UK wants to avoid ‘diplomatic leveraging’ with spare vaccine handouts

Updated

The UK will donate its spare Covid-19 vaccines through a global scheme rather than attempt to use the life-saving treatments for “diplomatic leverage” with developing nations, a Government minister has said.

In the lead-up to Friday’s virtual G7 meeting, Boris Johnson has pledged to donate the majority of surplus vaccines to poorer nations.

But James Cleverly, a Foreign Office minister, said it was “difficult to say with any kind of certainty” when Britain would start to hand out excess jabs, with the country’s own vaccine rollout programme still in full flow.

The Prime Minister will chair the online gathering of G7 leaders from Downing Street, including US president Joe Biden in his first major multilateral meeting, to discuss the response to the crisis.

As well as confirming that the UK will share the majority of its surplus coronavirus vaccines with the international Covax initiative, Mr Johnson will also urge fellow leaders to back an ambitious target of supporting the development of vaccines for emerging diseases in 100 days in future – a third of the time it took to successfully develop the Pfizer/BioNTech jab.

Mr Johnson said: “The development of viable coronavirus vaccines offers the tantalising prospect of a return to normality, but we must not rest on our laurels.”

In total, the UK has more than 400 million doses of vaccines on order, enough to vaccinate its population three times over.

Prime minister Boris Johnson (left) will chair a virtual meeting of the G7 on Friday
Prime minister Boris Johnson (left) will chair a virtual meeting of the G7 on Friday (Alastair Grant/PA)
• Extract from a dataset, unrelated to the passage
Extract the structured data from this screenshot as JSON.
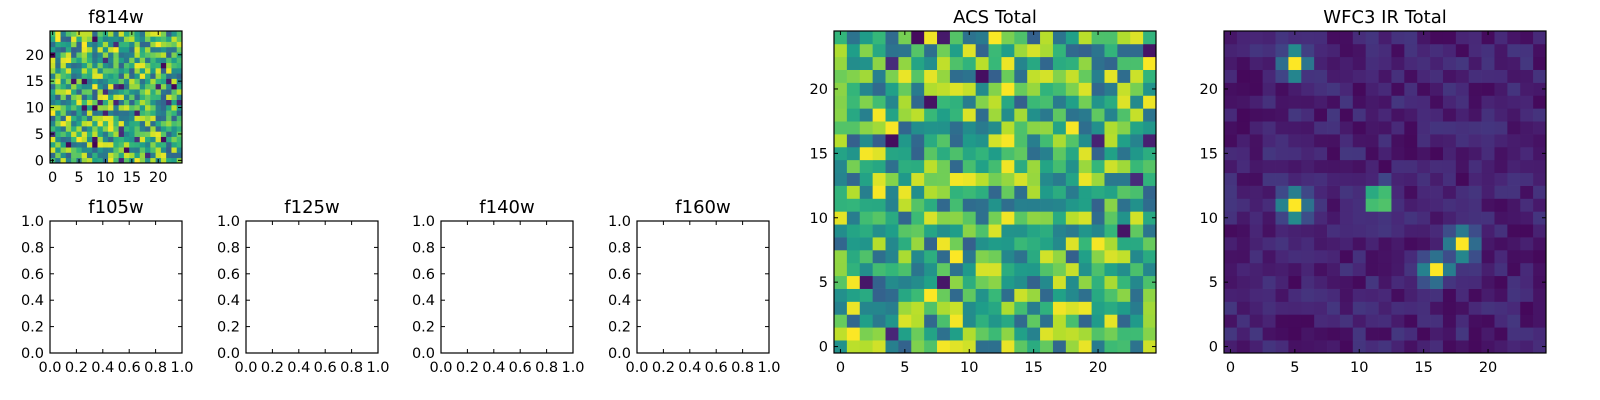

Former Conservative Party co-chairman Mr Cleverly said Covax, led by the World Health Organisation and other international bodies, had been nominated to receive any surplus supplies in order to avoid diplomatic wrangling.

Speaking to Times Radio, he said: “We’ve made a very principled and correct decision that the best way of deciding the distribution of the bulk of the vaccine to the world should be done through multilateral bodies rather than using what is potentially a life-saving drug as some form of diplomatic leverage.

“So we’ve decided to go through Covax which is the international body that will decide the best and most equitable distribution.”

But with some vaccines that the UK has ordered yet to be approved by the UK regulator, the Medicines & Healthcare products Regulatory Agency (MHRA), Mr Cleverly could not put a date on when the first Covax donations would be made.

The Government’s current target is to have offered a jab to every adult in the UK by the autumn but, in a sign of the confidence in the current progress rate, the chair of the Vaccines Taskforce Clive Dix said this week that every adult could be given both jabs by August or “maybe sooner”.

Asked when the UK would be in a position to share extra vaccines with poorer countries, Mr Cleverly said it was “difficult to say with any kind of certainty”.

“There are a number of variables, some of which are in our control,” he told BBC Radio 4’s Today.

Vaccines with UK agreements
Vaccines with UK agreements (PA Graphics)

“The speed of vaccinating our own people for example, which is going very well… other variables include when vaccines get the green light by regulators and how quickly the companies can produce those vaccines.

“We’re not really able to give with certainty either a timescale or the numbers involved.”

Dr Richard Hatchett, chief executive of the Coalition for Epidemic Preparedness Innovations, said surplus vaccines need to be shared with poorer countries “to suppress transmission globally as fast as we can” and stop vaccine-resistant mutations emerging.

He told the BBC: “Many countries, including the UK, will be in a position of oversupply. They have more vaccines than are needed to vaccinate the population.”

Friday’s video conference is the first meeting of G7 leaders since April 2020 and comes ahead of a summit in Cornwall in June.

The Prime Minister will use the meeting to urge the G7, made up of the US, Japan, Canada, Germany, France and Italy along with the UK, to increase funding for Covax.

Decisions on timing and the scale of any surplus will be decided later in the year, although Government sources indicate that well over 50% of excess doses would go to Covax.

It will depend on the reliability of the vaccine supply chain and whether new vaccines are needed for emerging variants or booster shots in the autumn.

The Liberal Democrats are urging the Government not to wait until the whole population has received their jabs to start distributing supplies to developing countries.

The party’s foreign affairs spokeswoman Layla Moran said: “A trickle-down approach to global vaccine distribution risks prolonging the pandemic, giving vaccine-resistant variants a chance to mutate.

“Britain must show global leadership and commit to a parallel rollout – it is both the right and smart thing to do.”

Other issues likely to be on the agenda during the UK’s presidency of the G7 include climate change and the economic recovery from coronavirus.